Back to school

Some CEOs still regard training and education as unnecessary expenses with no detectable payoff.

But companies that offer routine employee training programs know better — training plays a critical role in helping them maintain a competitive advantage, they say.

If sending your employees to a weeklong seminar in Florida that they may or may not attend sounds too risky, there are easier, local training options you can adopt to keep the skills of your work force sharpened.

For one, you can conduct on-site training sessions as short as 15 minutes on subjects such as HTML coding or public speaking. Or if your employees work different schedules, consider including a half-day training class at your next company meeting.

Some local business offer tuition reimbursement programs for employees who want to pursue a degree part-time in a business-related area. If you can’t afford to reimburse college tuition, consider giving paid time off to employees who return to school.

Locally, there are many structured education and training programs. If your business is in Akron, you may want to check out the workshops offered by the Greater Akron Chamber’s Business Training Institute. Toni Tzenova, coordinator of the Institute, says the most requested training areas today among small to mid-sized companies are time management, supervising and business-to-business sales. Most workshops last about three hours and are presented by local and national experts.

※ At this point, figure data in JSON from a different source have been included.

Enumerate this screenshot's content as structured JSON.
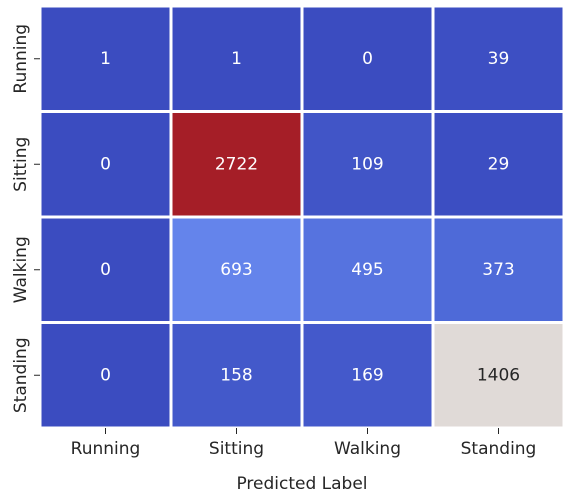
{
  "chart_data": {
    "type": "heatmap",
    "title": "",
    "xlabel": "Predicted Label",
    "ylabel": "",
    "x_categories": [
      "Running",
      "Sitting",
      "Walking",
      "Standing"
    ],
    "y_categories": [
      "Running",
      "Sitting",
      "Walking",
      "Standing"
    ],
    "values": [
      [
        1,
        1,
        0,
        39
      ],
      [
        0,
        2722,
        109,
        29
      ],
      [
        0,
        693,
        495,
        373
      ],
      [
        0,
        158,
        169,
        1406
      ]
    ],
    "colormap": "coolwarm",
    "color_range": [
      0,
      2722
    ],
    "legend": "none",
    "grid": false
  }
}
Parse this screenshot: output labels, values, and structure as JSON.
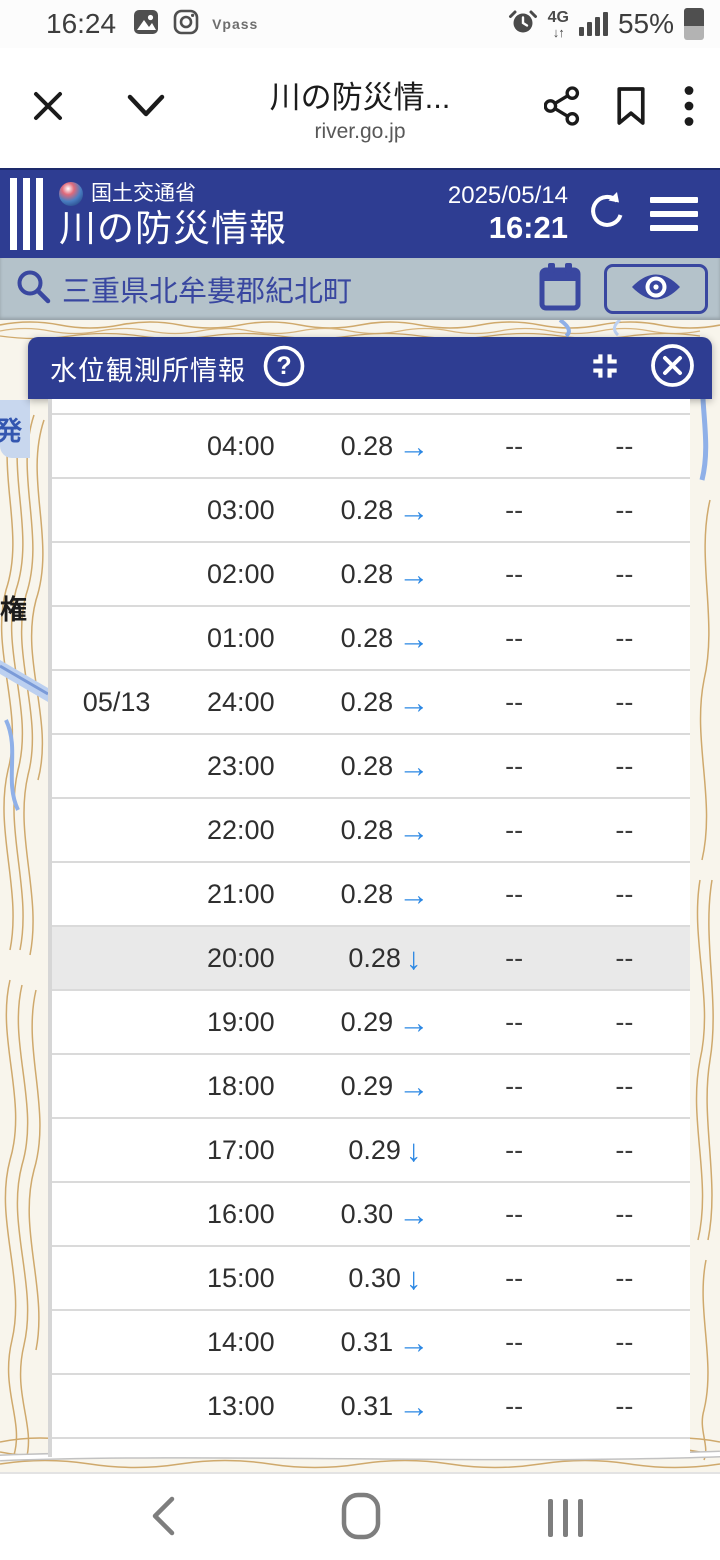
{
  "colors": {
    "header_blue": "#2e3d92",
    "search_bg": "#b4c2ca",
    "indigo_icon": "#3947a0",
    "trend_arrow_blue": "#2b87e3",
    "row_highlight": "#e9e9e9",
    "map_contour_tan": "#cfa96c",
    "map_river_blue": "#8fb0e8"
  },
  "status_bar": {
    "time": "16:24",
    "carrier_label": "Vpass",
    "network": "4G",
    "network_arrows": "↓↑",
    "battery_pct": "55%"
  },
  "browser": {
    "title": "川の防災情...",
    "domain": "river.go.jp"
  },
  "app_header": {
    "ministry": "国土交通省",
    "app_name": "川の防災情報",
    "date": "2025/05/14",
    "time": "16:21"
  },
  "search_bar": {
    "query": "三重県北牟婁郡紀北町"
  },
  "side_tab": {
    "label": "発"
  },
  "map": {
    "place_label": "権"
  },
  "modal": {
    "title": "水位観測所情報"
  },
  "table": {
    "trend_glyphs": {
      "right": "→",
      "down": "↓"
    },
    "rows": [
      {
        "date": "",
        "time": "04:00",
        "value": "0.28",
        "trend": "right",
        "col4": "--",
        "col5": "--",
        "highlight": false
      },
      {
        "date": "",
        "time": "03:00",
        "value": "0.28",
        "trend": "right",
        "col4": "--",
        "col5": "--",
        "highlight": false
      },
      {
        "date": "",
        "time": "02:00",
        "value": "0.28",
        "trend": "right",
        "col4": "--",
        "col5": "--",
        "highlight": false
      },
      {
        "date": "",
        "time": "01:00",
        "value": "0.28",
        "trend": "right",
        "col4": "--",
        "col5": "--",
        "highlight": false
      },
      {
        "date": "05/13",
        "time": "24:00",
        "value": "0.28",
        "trend": "right",
        "col4": "--",
        "col5": "--",
        "highlight": false
      },
      {
        "date": "",
        "time": "23:00",
        "value": "0.28",
        "trend": "right",
        "col4": "--",
        "col5": "--",
        "highlight": false
      },
      {
        "date": "",
        "time": "22:00",
        "value": "0.28",
        "trend": "right",
        "col4": "--",
        "col5": "--",
        "highlight": false
      },
      {
        "date": "",
        "time": "21:00",
        "value": "0.28",
        "trend": "right",
        "col4": "--",
        "col5": "--",
        "highlight": false
      },
      {
        "date": "",
        "time": "20:00",
        "value": "0.28",
        "trend": "down",
        "col4": "--",
        "col5": "--",
        "highlight": true
      },
      {
        "date": "",
        "time": "19:00",
        "value": "0.29",
        "trend": "right",
        "col4": "--",
        "col5": "--",
        "highlight": false
      },
      {
        "date": "",
        "time": "18:00",
        "value": "0.29",
        "trend": "right",
        "col4": "--",
        "col5": "--",
        "highlight": false
      },
      {
        "date": "",
        "time": "17:00",
        "value": "0.29",
        "trend": "down",
        "col4": "--",
        "col5": "--",
        "highlight": false
      },
      {
        "date": "",
        "time": "16:00",
        "value": "0.30",
        "trend": "right",
        "col4": "--",
        "col5": "--",
        "highlight": false
      },
      {
        "date": "",
        "time": "15:00",
        "value": "0.30",
        "trend": "down",
        "col4": "--",
        "col5": "--",
        "highlight": false
      },
      {
        "date": "",
        "time": "14:00",
        "value": "0.31",
        "trend": "right",
        "col4": "--",
        "col5": "--",
        "highlight": false
      },
      {
        "date": "",
        "time": "13:00",
        "value": "0.31",
        "trend": "right",
        "col4": "--",
        "col5": "--",
        "highlight": false
      }
    ]
  }
}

Jeff Ruby, a sales and management trainer and president of The Rudy Group in Cuyahoga Falls, concurs that sales training is the most requested training area today. He says sales training has become especially popular in recent months among nonselling professionals. He’s seen an increase in the number of accounting, engineering and law firms requesting training in nontraditional sales skills like networking, prospecting and asking for referrals.

These companies have realized, he says, that an economic downturn may be the best time to sharpen your work force.